Here is a simple example.

x <- 5
y <- 10
yy <- 15
z <- x*(y + yy)
zAsChar <- "z=x*(y+yy)"
vars <- unlist(strsplit(zAsChar, "[[:punct:]]"))
notVars <- unlist(strsplit(zAsChar, "[^[:punct:]]"))
varsValues <- sapply(vars[vars != ""], FUN=function(aaa) get(aaa))
notVarsValues <- notVars[notVars != ""]
paste(paste0(varsValues, notVarsValues), collapse="")

This yields "125=5*(10+15)", which is great.

However, I would love the option to use underscores in the variable names so that I can use "subscripts" for variable names. I am using these strings in math mode in R markdown.

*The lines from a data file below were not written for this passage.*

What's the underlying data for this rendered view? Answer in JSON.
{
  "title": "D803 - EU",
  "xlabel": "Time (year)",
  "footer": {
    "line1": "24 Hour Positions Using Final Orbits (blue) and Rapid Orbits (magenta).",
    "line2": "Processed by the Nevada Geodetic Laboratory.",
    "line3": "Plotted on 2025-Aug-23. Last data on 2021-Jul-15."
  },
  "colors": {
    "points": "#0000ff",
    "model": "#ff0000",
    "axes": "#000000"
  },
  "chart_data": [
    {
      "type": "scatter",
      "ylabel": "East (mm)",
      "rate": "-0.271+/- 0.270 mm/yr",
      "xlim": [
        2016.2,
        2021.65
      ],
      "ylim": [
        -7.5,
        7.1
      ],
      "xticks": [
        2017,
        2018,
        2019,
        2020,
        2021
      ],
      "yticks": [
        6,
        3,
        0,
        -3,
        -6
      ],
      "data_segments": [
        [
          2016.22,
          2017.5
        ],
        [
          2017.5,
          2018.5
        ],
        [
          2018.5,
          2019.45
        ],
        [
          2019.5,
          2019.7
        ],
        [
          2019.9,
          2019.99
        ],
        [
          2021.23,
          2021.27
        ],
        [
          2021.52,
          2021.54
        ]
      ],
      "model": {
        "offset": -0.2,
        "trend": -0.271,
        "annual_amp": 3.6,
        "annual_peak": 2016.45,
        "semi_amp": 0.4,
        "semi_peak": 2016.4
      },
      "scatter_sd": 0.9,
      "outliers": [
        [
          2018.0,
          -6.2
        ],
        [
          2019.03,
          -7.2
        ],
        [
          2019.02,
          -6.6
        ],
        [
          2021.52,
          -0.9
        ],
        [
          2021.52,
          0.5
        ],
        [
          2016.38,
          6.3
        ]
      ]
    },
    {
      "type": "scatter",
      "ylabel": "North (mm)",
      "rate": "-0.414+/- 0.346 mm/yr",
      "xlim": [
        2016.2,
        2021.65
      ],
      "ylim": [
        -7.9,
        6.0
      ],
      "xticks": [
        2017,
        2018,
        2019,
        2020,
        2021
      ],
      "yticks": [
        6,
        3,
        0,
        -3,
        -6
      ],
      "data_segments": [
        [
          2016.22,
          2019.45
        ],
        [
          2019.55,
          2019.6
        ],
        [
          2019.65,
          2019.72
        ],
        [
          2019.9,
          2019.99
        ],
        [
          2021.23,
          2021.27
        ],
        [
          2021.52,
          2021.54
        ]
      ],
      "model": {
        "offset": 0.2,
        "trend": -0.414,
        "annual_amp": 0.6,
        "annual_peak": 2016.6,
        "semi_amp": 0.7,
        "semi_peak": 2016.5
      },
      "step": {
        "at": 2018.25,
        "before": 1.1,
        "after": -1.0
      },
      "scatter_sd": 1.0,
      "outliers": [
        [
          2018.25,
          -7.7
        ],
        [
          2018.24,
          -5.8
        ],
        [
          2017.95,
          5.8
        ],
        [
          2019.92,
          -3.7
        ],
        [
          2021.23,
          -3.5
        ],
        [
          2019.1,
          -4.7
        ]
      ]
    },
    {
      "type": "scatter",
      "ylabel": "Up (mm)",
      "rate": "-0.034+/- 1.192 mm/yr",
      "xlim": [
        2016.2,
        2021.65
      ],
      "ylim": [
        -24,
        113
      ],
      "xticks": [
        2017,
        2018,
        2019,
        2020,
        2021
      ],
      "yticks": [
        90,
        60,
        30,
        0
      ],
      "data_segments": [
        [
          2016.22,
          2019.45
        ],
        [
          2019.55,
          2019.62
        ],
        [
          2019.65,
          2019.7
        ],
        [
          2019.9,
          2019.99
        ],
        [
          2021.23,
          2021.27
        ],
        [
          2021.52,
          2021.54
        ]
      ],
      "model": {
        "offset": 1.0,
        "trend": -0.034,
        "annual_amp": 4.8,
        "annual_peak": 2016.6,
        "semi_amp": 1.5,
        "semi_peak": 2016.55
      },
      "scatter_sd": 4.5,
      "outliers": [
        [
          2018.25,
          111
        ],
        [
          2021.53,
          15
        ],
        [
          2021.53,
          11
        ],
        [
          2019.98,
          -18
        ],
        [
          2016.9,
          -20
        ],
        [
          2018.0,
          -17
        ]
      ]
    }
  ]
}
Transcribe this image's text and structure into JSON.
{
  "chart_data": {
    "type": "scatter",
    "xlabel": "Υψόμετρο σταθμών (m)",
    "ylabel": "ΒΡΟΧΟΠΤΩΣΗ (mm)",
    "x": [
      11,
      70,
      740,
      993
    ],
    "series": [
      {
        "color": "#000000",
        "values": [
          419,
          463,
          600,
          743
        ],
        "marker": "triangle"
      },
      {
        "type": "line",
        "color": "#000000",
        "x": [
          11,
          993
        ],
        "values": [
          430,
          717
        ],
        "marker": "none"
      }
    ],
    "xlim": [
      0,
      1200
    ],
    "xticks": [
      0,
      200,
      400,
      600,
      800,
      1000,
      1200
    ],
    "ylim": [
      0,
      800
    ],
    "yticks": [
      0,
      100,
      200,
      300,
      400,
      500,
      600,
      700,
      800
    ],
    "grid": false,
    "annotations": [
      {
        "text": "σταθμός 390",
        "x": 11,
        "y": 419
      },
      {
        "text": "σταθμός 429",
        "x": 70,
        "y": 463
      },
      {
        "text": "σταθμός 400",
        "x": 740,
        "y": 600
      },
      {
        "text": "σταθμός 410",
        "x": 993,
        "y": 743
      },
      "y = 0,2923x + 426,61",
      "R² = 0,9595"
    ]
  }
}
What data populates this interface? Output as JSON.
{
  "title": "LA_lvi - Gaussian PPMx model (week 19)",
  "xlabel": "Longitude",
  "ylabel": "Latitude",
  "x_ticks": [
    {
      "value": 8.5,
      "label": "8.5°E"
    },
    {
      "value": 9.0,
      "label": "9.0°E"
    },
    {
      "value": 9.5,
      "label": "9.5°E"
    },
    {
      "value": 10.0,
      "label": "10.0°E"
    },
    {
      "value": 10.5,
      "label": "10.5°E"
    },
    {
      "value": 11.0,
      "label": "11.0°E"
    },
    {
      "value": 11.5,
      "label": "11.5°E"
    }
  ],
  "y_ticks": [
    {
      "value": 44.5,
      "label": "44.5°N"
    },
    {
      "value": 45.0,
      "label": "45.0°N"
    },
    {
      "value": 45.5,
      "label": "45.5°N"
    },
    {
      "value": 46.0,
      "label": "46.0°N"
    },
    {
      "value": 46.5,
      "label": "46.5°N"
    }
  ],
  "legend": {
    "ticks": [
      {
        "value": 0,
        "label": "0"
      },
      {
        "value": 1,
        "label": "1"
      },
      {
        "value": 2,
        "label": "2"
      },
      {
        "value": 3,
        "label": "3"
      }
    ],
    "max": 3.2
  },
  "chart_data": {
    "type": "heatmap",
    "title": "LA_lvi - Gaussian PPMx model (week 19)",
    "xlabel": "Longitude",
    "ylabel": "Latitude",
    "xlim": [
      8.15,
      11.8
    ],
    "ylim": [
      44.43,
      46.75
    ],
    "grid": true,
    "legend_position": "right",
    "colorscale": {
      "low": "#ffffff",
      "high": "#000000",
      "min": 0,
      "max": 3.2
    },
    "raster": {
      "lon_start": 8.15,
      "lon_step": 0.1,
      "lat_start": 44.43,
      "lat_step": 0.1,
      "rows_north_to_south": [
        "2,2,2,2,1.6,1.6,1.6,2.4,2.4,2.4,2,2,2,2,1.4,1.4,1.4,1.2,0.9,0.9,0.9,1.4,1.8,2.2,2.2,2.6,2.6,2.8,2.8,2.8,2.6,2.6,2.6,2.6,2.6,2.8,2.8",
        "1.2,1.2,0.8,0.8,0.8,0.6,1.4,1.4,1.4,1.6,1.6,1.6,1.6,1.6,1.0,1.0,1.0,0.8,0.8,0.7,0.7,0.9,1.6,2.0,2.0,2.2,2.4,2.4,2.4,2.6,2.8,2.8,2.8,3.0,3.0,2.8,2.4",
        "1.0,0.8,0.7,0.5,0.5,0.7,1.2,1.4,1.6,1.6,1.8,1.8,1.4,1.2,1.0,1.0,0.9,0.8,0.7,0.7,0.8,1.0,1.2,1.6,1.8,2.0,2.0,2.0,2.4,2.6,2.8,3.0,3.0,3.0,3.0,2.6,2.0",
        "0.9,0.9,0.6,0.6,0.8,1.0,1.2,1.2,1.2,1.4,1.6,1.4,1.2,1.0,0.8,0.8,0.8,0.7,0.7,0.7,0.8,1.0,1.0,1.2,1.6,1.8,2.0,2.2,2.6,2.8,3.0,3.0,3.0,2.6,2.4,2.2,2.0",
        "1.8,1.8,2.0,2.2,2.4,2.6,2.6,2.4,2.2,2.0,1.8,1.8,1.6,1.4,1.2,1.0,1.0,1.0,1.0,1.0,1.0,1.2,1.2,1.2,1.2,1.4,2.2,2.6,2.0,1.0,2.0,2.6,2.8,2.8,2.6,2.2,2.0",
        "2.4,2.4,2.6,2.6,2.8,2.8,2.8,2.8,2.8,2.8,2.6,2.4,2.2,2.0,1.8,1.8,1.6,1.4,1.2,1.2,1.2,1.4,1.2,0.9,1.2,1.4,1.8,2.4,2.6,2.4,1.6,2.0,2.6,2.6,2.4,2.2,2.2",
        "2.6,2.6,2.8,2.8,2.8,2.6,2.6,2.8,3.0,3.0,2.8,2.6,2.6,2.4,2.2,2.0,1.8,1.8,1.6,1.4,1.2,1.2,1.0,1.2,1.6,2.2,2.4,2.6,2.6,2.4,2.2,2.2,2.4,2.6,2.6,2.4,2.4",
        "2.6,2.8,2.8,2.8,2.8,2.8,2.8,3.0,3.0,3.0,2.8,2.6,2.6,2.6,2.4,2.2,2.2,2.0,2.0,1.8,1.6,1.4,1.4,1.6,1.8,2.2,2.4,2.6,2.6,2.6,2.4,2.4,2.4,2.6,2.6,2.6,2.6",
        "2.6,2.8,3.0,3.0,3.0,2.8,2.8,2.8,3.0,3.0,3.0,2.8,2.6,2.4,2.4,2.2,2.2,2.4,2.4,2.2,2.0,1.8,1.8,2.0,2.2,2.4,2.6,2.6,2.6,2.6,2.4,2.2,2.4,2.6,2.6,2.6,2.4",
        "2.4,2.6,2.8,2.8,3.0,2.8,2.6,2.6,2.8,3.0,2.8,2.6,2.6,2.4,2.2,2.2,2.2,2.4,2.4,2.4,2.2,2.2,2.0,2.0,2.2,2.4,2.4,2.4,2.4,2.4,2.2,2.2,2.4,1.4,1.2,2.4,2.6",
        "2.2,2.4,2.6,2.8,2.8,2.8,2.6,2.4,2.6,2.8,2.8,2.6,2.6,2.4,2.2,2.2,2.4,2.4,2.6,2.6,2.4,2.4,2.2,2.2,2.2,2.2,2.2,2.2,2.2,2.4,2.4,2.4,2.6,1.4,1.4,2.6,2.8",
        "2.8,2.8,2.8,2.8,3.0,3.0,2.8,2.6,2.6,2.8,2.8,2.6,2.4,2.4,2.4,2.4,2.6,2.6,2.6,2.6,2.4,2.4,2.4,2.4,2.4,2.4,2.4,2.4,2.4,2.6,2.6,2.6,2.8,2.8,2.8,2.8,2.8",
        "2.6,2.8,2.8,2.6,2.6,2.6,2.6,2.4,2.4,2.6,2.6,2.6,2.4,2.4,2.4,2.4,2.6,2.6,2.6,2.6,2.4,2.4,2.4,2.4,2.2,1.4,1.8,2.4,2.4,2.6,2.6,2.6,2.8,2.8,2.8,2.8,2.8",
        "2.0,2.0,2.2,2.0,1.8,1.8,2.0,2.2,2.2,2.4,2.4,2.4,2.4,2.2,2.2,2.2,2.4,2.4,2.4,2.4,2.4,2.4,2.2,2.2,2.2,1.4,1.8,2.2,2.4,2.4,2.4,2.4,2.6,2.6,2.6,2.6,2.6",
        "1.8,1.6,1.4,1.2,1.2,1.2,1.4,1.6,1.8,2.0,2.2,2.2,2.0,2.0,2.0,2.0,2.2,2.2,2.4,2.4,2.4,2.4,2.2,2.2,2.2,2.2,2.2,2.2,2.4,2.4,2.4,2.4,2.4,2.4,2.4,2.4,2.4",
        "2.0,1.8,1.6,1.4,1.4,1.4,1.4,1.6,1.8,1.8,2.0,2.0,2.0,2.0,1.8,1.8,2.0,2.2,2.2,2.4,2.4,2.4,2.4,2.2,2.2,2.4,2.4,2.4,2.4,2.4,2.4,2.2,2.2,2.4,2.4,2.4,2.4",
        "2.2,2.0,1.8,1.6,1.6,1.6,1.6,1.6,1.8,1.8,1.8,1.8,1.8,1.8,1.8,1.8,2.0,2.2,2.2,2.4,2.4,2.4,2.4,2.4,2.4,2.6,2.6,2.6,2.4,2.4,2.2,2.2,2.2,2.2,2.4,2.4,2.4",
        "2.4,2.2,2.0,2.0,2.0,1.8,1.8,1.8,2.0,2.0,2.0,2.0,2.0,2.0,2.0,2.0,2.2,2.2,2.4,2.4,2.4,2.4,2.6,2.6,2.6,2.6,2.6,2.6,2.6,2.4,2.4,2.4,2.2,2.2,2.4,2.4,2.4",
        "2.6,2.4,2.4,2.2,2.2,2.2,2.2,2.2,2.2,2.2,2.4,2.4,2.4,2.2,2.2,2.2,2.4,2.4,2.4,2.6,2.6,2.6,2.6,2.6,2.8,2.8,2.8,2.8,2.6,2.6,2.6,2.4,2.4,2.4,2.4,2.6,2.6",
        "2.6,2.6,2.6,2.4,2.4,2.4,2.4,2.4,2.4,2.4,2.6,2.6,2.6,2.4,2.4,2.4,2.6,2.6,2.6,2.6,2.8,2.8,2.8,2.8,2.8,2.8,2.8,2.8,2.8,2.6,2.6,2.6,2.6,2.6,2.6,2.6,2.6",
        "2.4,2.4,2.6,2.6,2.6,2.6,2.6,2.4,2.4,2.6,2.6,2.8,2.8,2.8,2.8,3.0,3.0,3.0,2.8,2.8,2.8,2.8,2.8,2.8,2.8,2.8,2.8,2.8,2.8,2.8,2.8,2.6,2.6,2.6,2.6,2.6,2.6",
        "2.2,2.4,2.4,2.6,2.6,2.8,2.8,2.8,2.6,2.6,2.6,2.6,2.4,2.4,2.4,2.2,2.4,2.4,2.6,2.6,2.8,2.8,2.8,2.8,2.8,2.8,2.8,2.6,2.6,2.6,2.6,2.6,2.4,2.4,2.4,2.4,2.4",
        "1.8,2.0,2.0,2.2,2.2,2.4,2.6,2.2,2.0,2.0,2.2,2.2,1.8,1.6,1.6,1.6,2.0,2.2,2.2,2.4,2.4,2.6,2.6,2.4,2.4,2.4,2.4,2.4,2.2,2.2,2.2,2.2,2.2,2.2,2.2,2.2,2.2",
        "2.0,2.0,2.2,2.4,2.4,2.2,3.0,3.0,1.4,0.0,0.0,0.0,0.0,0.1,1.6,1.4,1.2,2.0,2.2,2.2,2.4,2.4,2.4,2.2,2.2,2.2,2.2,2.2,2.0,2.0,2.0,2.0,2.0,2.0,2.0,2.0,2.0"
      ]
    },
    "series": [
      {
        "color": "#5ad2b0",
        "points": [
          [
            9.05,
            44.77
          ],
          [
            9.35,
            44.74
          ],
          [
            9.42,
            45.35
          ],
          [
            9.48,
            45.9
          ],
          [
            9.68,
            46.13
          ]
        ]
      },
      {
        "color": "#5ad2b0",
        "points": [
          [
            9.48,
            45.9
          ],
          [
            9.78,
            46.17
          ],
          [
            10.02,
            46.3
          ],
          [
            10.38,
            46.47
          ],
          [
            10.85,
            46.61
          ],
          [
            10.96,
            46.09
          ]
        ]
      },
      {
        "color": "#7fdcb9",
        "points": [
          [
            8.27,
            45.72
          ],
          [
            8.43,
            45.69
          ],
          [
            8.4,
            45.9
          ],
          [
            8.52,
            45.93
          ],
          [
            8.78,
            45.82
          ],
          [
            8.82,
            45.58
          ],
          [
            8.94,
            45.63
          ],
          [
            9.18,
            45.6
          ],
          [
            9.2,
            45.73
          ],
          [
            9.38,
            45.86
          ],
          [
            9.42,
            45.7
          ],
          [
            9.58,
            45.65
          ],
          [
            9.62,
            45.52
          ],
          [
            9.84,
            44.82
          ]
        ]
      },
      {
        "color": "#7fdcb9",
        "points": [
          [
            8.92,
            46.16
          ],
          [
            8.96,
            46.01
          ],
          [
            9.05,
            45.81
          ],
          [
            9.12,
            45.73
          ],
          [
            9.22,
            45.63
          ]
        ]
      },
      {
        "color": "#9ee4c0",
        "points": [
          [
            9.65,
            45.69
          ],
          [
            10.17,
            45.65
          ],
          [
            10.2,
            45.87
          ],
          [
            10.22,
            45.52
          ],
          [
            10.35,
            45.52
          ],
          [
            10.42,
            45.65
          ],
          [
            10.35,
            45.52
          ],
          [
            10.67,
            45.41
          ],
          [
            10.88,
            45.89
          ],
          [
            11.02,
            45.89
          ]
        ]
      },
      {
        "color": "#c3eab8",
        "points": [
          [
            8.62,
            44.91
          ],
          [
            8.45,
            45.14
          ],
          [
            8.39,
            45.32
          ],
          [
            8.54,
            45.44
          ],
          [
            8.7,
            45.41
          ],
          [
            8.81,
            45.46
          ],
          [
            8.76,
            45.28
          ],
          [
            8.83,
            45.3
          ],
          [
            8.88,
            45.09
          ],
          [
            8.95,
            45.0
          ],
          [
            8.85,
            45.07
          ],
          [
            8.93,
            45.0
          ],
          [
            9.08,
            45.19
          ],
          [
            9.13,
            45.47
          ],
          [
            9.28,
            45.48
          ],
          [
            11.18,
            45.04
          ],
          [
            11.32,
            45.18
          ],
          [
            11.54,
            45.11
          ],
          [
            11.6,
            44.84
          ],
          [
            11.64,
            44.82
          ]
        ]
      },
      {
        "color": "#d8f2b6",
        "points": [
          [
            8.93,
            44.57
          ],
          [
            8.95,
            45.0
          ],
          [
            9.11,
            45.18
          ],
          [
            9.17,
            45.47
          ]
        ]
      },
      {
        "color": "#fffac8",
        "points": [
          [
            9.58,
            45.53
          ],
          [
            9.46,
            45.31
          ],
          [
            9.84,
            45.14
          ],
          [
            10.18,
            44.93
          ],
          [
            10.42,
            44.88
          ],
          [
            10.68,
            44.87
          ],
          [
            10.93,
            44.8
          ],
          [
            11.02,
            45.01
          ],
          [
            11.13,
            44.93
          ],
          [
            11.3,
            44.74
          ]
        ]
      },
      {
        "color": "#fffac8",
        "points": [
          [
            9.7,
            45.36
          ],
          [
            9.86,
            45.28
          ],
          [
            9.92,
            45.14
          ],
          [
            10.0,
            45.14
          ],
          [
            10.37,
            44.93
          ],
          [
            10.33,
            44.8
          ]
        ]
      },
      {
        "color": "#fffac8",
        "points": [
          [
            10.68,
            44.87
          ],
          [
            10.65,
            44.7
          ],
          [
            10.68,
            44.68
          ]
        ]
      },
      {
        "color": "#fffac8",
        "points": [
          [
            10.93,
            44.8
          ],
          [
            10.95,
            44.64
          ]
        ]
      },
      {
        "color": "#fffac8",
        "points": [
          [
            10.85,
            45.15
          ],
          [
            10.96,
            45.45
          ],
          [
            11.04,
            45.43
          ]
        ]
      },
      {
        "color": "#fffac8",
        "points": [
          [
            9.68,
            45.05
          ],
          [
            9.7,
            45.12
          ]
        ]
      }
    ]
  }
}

So I need a [:punct:] that excludes _. I tried using [\\+\\-\\*\\/\\(\\)\\=] rather than [:punct:], but with this approach I couldn't split on the minus sign. Is there a way to preserve the _?

2

There are 2 answers

1
Casimir et Hippolyte On

Instead of [:punct:] use the unicode character class \pP (shortcut for \p{P}) and its negation \PP to do that:

[^\\PP_]

(It works with perl=TRUE option)

1
MrFlick On

Are you sure you need to do all this string manipulation? The substitute() function can help you out

substitute(z==x*(y+yy), list(x=x, y=y, yy=yy,z=z))

Or if you really need to start with a character value

do.call("substitute", list(parse(text=zAsChar)[[1]],list(x=x, y=y, yy=yy,z=z)))
# 125 = 5 * (10 + 15)

You can deparse() the result to turn it back into a character.